Hollywood newcomer Amber Midthunder stunned at the premiere of Hulu’s “Pre” in Los Angeles on Tuesday.

“It’s from the Sky-Eagle collection,” she tells me of her dress on the arrivals carpet at the Village Regency Theater in Westwood. “Throughout this entire press tour, it’s always been very important for me to include an indigenous designer or jewelry or something like that. So every look I’ve seen is something indigenous.”

“Pre” the fifth film in the “Predator” franchise takes place in the Comanche Nation in 1717. Midthunder, who is an enrolled tribal member at Fort Peck Assiniboine and the Sioux Indian Reservation, plays Naru, a young warrior saving his clan. From a hunter (Dane Diligro).

Here, Midthunder talks more about his fashion choices, working with an all-original cast and what it was like dubbing the film in Comanche.

Why was it so important to incorporate indigenous designs into your red carpet looks?

It was never a question for me.

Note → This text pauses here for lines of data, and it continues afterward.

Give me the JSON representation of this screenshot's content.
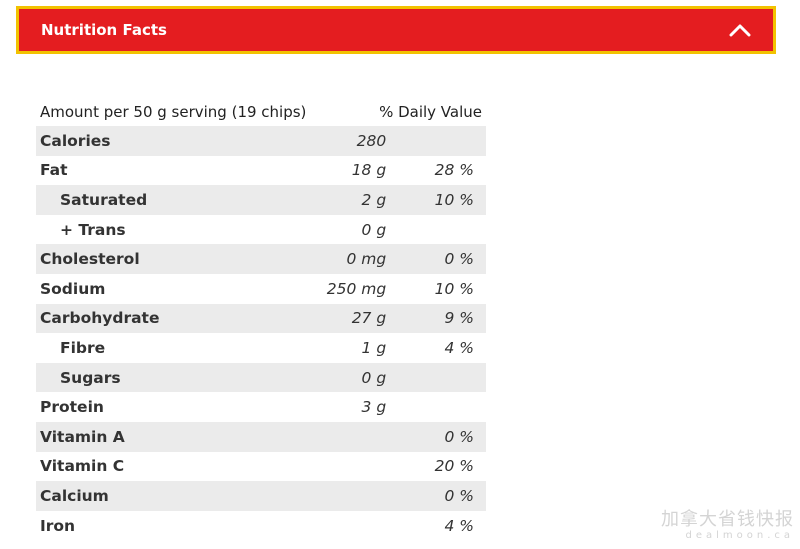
{
  "accordion": {
    "title": "Nutrition Facts",
    "toggle_icon": "chevron-up-icon",
    "bg_color": "#e41d20",
    "border_color": "#f2c200"
  },
  "table": {
    "header": {
      "serving": "Amount per 50 g serving (19 chips)",
      "daily_value": "% Daily Value"
    },
    "rows": [
      {
        "name": "Calories",
        "amount": "280",
        "dv": "",
        "sub": false
      },
      {
        "name": "Fat",
        "amount": "18 g",
        "dv": "28 %",
        "sub": false
      },
      {
        "name": "Saturated",
        "amount": "2 g",
        "dv": "10 %",
        "sub": true
      },
      {
        "name": "+ Trans",
        "amount": "0 g",
        "dv": "",
        "sub": true
      },
      {
        "name": "Cholesterol",
        "amount": "0 mg",
        "dv": "0 %",
        "sub": false
      },
      {
        "name": "Sodium",
        "amount": "250 mg",
        "dv": "10 %",
        "sub": false
      },
      {
        "name": "Carbohydrate",
        "amount": "27 g",
        "dv": "9 %",
        "sub": false
      },
      {
        "name": "Fibre",
        "amount": "1 g",
        "dv": "4 %",
        "sub": true
      },
      {
        "name": "Sugars",
        "amount": "0 g",
        "dv": "",
        "sub": true
      },
      {
        "name": "Protein",
        "amount": "3 g",
        "dv": "",
        "sub": false
      },
      {
        "name": "Vitamin A",
        "amount": "",
        "dv": "0 %",
        "sub": false
      },
      {
        "name": "Vitamin C",
        "amount": "",
        "dv": "20 %",
        "sub": false
      },
      {
        "name": "Calcium",
        "amount": "",
        "dv": "0 %",
        "sub": false
      },
      {
        "name": "Iron",
        "amount": "",
        "dv": "4 %",
        "sub": false
      }
    ]
  },
  "watermark": {
    "line1": "加拿大省钱快报",
    "line2": "dealmoon.ca"
  }
}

Indigenous artists and Indigenous creators have so much to offer and are truly an untapped resource – be it fashion or filmmaking or business. When you look at our art and our clothing, we have things you don’t often see, whether it’s patterns or materials like shells and beads or clay paints. It’s really fun to be able to incorporate this into urban fashion.

How was the first day on set, when you looked around and saw that all the leads were natives?

It was very unreal. Just thinking about it gives me chills. The first day we got there, everyone was in their own clothes and I looked around and saw tepees and people in their skins. It just became so transcendent and so real. At some point in history, things really looked like this. It was exactly the same for some of my ancestors. It was amazing to see and think about what we were getting into.

What was it like dubbing a film in Comanche?

The film was originally designed to be shot entirely in Comanche. When we auditioned, we did all our scenes in English and Comanche to make sure we could do it and how it played out. We ended up doing the film in English, but going back to Comanche is very special as far as language preservation is concerned. We too are making history. No film has ever been released in an original dub on the original release.

I think this is a huge victory and a great thing that we can claim as people. And just for me to be familiar with the Comanche language — it’s not like that language at all [with] — it felt like a personal gift to me that I’m also so closely acquainted with the culture and the language.